Cleopatra Von Ludwig rockfish at gmail.com
Thu Oct 14 08:06:22 PDT 2004


I think you presented an interesting and eloquent argument for why
you're switching careers, and it made me wonder if you were trying to
convince the forkers that you're doing the right thing, or yourself. I
think you'll find out soon enough if you've done the right thing, once
you're doing it. You may have an overwhelming urge to be sucked back
into all things software; or you may not.

But what I really wanted to say is that it's dangerous to encourage
people to "do what they love doing" -- you skated around this, not
quite coming out and saying it exactly, but getting damn close to it.
The problem that I have with this overall philosophy is that often the
things we love doing become tedious and hateful if we *have* to do
them. For example, I love doing pottery, and people often suggest to
me that I could do it "for a living" (a rather poor one, considering
that I'm a software engineer!). I tell them, why would I want to do
pottery for a living? That would completely ruin it for me! Instead of
making pieces for fun and pleasure, I would be obliged to make pieces
that appeal to the unwashed masses that I can sell; or art that is so
cool, I wouldn't want to sell it! It would be forced; manufactured; no
longer a labor of love. I would *hate* doing pottery if it were my

That being said, ironically, I do love programming, and I'm fortunate
to be one of the few people in this world, it seems, to have
discovered something that I love doing that is also providing me with
a sustainable existence. But that doesn't mean that work doesn't suck
sometimes, because it does; it always does. Work sucks, and that's why
they pay you to do it. If you loved doing it so much, wouldn't you
just do it for free? (I would argue, JB, that you must've loved what
you were doing previously, otherwise you wouldn't have had the energy,
inspiration, and drive to found two companies!)

There's a fine line between hating your life because of your work, and
just hating your life in general.

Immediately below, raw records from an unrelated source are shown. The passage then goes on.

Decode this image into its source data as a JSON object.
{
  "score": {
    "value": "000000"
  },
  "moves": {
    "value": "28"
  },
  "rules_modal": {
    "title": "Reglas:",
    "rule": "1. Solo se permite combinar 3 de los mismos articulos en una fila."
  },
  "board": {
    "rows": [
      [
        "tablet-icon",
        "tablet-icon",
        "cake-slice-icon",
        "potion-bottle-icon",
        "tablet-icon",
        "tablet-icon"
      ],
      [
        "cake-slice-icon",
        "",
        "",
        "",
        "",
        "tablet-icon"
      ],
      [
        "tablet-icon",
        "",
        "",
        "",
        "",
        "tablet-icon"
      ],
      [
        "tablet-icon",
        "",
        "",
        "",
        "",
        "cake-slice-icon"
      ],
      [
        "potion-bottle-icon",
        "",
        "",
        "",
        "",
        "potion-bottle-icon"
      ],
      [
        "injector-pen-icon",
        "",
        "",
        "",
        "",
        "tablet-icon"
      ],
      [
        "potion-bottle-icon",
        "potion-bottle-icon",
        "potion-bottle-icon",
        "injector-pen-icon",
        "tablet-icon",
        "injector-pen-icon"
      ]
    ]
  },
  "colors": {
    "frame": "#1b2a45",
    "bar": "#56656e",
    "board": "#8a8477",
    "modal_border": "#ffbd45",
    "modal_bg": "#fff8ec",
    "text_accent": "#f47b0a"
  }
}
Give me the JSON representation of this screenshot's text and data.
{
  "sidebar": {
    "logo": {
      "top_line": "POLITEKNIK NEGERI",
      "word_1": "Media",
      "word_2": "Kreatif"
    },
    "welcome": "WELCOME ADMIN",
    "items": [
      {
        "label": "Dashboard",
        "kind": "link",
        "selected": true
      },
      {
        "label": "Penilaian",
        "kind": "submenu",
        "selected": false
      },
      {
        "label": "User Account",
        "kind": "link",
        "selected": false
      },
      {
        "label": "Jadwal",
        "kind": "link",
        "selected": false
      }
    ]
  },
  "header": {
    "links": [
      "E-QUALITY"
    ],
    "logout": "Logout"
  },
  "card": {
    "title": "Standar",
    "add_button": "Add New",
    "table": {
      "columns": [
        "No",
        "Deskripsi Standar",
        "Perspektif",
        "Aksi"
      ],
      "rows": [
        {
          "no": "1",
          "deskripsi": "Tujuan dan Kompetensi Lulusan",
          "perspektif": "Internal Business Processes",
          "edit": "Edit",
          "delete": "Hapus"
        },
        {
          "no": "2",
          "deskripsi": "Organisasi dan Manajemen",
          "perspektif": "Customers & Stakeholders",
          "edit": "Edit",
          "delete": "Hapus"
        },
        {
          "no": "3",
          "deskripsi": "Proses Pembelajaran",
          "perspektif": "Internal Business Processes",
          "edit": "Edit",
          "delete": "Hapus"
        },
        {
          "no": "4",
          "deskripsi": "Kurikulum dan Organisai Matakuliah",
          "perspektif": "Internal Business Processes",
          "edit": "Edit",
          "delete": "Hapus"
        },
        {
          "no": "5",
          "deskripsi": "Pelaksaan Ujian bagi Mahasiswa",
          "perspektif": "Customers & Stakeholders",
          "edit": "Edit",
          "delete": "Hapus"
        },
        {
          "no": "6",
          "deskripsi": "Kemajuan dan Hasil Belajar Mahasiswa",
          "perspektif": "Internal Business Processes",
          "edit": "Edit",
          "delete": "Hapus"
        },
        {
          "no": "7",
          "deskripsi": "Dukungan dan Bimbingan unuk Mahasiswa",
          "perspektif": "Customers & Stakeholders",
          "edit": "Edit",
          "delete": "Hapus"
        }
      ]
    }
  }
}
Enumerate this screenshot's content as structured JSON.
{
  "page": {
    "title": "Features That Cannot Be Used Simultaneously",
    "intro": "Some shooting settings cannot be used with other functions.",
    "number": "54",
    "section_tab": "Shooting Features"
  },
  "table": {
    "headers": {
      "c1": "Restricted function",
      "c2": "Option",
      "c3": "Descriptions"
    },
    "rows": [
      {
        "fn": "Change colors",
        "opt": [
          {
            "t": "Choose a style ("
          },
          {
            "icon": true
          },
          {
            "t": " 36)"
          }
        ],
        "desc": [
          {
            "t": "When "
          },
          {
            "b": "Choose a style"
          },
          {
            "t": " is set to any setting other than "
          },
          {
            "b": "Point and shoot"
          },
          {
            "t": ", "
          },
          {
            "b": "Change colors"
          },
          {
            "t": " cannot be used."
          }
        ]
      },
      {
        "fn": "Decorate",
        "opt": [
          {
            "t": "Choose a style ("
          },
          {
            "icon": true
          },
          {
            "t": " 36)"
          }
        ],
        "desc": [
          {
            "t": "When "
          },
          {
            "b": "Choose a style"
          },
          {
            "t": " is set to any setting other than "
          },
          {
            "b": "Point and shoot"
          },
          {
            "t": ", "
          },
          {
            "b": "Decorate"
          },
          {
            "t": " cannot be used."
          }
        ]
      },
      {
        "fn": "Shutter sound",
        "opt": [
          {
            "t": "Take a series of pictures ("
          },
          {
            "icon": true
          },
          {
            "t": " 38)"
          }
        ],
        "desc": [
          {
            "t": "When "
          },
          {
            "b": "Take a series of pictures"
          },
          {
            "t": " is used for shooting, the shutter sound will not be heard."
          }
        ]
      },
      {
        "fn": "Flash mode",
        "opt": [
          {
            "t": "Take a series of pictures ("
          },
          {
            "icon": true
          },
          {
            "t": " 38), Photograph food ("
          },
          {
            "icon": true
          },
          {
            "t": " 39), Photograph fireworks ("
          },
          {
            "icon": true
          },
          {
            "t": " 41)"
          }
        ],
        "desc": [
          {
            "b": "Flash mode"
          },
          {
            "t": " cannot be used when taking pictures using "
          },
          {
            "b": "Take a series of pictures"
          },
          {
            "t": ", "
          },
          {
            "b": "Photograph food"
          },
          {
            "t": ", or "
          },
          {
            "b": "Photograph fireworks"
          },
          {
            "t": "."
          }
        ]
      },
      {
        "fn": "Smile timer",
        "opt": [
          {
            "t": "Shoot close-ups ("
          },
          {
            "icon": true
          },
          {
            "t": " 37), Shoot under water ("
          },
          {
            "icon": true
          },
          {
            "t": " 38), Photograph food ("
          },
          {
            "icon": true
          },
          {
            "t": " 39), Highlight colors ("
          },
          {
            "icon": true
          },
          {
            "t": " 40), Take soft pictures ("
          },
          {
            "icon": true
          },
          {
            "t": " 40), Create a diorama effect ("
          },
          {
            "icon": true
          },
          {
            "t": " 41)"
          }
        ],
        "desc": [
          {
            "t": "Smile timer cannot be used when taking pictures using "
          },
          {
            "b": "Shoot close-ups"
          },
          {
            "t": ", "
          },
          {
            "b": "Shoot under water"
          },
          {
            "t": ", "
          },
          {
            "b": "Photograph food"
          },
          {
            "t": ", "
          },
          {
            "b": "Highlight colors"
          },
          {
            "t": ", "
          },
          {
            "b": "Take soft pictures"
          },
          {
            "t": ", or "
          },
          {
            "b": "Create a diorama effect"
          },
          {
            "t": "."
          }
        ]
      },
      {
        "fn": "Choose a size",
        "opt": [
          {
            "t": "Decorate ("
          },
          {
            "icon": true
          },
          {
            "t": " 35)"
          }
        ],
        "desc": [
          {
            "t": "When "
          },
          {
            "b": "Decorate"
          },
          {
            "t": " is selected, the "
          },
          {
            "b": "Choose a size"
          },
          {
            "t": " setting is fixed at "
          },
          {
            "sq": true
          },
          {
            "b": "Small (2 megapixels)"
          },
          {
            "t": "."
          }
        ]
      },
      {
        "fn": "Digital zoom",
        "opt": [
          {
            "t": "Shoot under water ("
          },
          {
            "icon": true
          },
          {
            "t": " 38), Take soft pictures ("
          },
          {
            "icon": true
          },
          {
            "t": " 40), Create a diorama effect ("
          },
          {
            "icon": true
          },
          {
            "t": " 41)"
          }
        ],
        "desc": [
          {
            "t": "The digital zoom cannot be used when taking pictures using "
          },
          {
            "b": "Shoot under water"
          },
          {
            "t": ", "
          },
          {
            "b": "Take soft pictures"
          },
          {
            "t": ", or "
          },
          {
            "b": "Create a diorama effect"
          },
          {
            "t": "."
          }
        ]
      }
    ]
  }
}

If you can address your feelings of
discontent by changing jobs, careers, etc., that's great. But don't
rely on a job to make you happy in life (I think this is also a point
you were making, JB); *you* have to make your life a happy one, and
worth living.

There's also a fine line between stupid and clever, but we won't be
getting into that here.

Thanks for sharing your thoughts, JB. You gave me good stuff to think about.